Hope is one of the Theological virtues. This means that a continual looking forward to the eternal world is not (as some modern people think) a form of escapism or wishful thinking, but one of the things a Christian is meant to do. It does not mean that we are to leave the present world as it is. If you read history you will find that the Christians who did most for the present world were just those who thought most of the next.”  G.K. Chesterton

“God is love.  That is why he suffers. To love our suffering world is to suffer…The one who does not see God’s suffering does not see his love.  So, suffering is down at the centre of things, deep down where the meaning is.  Suffering is the meaning of our world.  For love is meaning.  And love suffers.  The tears of God are the meaning of history. ”

Philosopher Nicholas Wolterstorff, who lost a son in a climbing accident.

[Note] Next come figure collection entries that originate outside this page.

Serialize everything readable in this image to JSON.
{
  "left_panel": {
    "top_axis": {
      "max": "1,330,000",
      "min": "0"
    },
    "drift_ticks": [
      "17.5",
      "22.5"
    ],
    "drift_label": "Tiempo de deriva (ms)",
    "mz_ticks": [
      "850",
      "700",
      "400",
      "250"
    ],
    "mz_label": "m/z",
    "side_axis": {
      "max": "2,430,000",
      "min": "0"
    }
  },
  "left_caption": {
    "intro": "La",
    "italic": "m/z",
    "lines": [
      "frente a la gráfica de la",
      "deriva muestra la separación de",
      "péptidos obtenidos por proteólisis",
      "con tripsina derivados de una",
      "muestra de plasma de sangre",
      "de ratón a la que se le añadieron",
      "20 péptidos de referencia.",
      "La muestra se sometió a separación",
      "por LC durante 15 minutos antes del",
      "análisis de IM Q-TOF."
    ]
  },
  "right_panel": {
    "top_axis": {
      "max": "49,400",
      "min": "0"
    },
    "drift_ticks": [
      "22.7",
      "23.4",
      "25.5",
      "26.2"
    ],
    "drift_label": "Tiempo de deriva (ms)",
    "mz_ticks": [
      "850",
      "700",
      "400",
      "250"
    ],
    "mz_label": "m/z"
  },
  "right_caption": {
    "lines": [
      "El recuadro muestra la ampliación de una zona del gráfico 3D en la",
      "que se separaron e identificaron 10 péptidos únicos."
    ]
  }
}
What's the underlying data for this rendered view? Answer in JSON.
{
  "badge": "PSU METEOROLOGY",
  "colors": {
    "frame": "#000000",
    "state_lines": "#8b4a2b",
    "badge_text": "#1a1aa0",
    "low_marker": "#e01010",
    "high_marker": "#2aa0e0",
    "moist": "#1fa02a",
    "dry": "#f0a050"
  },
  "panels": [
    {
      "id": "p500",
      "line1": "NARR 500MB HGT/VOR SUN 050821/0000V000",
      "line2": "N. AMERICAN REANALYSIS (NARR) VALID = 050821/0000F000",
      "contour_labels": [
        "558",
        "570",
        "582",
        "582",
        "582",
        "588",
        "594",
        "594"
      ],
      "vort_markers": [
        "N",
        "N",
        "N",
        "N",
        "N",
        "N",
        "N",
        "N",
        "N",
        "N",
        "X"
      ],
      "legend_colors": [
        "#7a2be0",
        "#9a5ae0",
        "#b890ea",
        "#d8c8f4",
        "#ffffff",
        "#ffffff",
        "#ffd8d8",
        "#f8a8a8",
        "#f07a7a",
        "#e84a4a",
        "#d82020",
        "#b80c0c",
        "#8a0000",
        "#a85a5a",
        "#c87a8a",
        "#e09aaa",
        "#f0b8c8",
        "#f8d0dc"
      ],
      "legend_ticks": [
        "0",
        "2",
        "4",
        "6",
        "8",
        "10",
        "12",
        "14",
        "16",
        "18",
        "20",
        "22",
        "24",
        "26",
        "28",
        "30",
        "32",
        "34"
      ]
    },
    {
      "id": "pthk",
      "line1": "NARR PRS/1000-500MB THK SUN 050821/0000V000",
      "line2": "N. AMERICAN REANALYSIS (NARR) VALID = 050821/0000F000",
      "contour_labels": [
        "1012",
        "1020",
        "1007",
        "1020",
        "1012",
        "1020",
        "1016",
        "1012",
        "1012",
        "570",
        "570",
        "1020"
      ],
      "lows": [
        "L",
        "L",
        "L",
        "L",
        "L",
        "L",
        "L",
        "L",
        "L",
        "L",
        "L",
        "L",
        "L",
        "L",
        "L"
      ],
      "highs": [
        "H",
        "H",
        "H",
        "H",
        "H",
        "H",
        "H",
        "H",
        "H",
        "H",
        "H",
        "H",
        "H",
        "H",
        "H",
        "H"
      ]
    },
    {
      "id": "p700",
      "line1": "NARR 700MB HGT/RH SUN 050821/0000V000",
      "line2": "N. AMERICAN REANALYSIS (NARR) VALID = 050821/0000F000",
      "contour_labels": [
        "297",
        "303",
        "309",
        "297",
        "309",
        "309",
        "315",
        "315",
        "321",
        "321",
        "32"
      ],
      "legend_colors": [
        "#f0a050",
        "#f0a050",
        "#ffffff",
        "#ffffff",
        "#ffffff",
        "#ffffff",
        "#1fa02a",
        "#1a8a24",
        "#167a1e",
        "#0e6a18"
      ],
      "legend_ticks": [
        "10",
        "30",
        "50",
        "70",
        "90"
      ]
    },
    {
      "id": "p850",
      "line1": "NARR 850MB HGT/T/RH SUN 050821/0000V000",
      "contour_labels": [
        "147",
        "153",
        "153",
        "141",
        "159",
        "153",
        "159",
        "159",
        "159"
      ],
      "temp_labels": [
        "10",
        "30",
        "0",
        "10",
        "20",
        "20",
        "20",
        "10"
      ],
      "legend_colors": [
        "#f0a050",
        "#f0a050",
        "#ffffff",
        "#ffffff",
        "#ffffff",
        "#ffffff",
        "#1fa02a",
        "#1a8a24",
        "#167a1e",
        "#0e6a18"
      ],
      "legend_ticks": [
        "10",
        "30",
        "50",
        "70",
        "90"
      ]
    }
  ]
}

“Contrary to what might be expected, I look back on experiences that at that time seemed especially desolating and painful. I now look back upon them with particular satisfaction. Indeed, I can say with complete truthfulness that everything I have learned in my seventy-five years in this world, everything that has truly enhanced and enlightened my existence has been through affliction and not through happiness whether pursued or attained. In other words, I say this, if it were possible to eliminate affliction from our earthly existence by means of some drug or other medical mumbo-jumbo, the results would not be to make life delectable, but to make it too banal and trivial to be endurable. This, of course, is what the cross signifies and it is the cross, more than anything else, that has called me inexorably to Christ.”  Malcom Muggeridge

It is a serious thing to live in a society of possible gods and goddesses, to remember that the dullest most uninteresting person you talk to may one day be a creature which,if you say it now, you would be strongly tempted to worship, or else a horror and a corruption such as you now meet, if at all, only in a nightmare. All day long we are, in some degree helping each other to one or the other of these destinations. It is in the light of these overwhelming possibilites, it is with the awe and the circumspection proper to them, that we should conduct all of our dealings with one another, all friendships, all loves, all play, all politics. There are no ordinary people. You have never talked to a mere mortal. nations, cultures, arts, civilizations – These are mortal, and their life is to ours as the life of a gnat. But it is immortals whom we joke with, work with, marry, snub, and exploit – immortal horrors or everlasting splendors.”  C.S. Lewis, ‘The Weight of Glory’

I have received no assurance that anything we can do will eradicate suffering. I think the best results are obtained by people who work quietly away at limited objectives, such as the abolition of the slave trade, or prison reform, or factory acts, or tuberculosis, not by those who think they can achieve universal justice, or health, or peace. I think the art of life consists in tackling each immediate evil as well as we can.” C.S. Lewis, ‘The Weight of Glory.’

At present we are on the outside of the world, the wrong side of the door. We discern the freshness and purity of morning, but they do not make us fresh and pure. We cannot mingle with the splendours we see. But all the leaves of the New Testament are rustling with the rumour that it will not always be so. Some day, God willing, we shall get in.” C.S. Lewis, ‘The Weight of Glory.’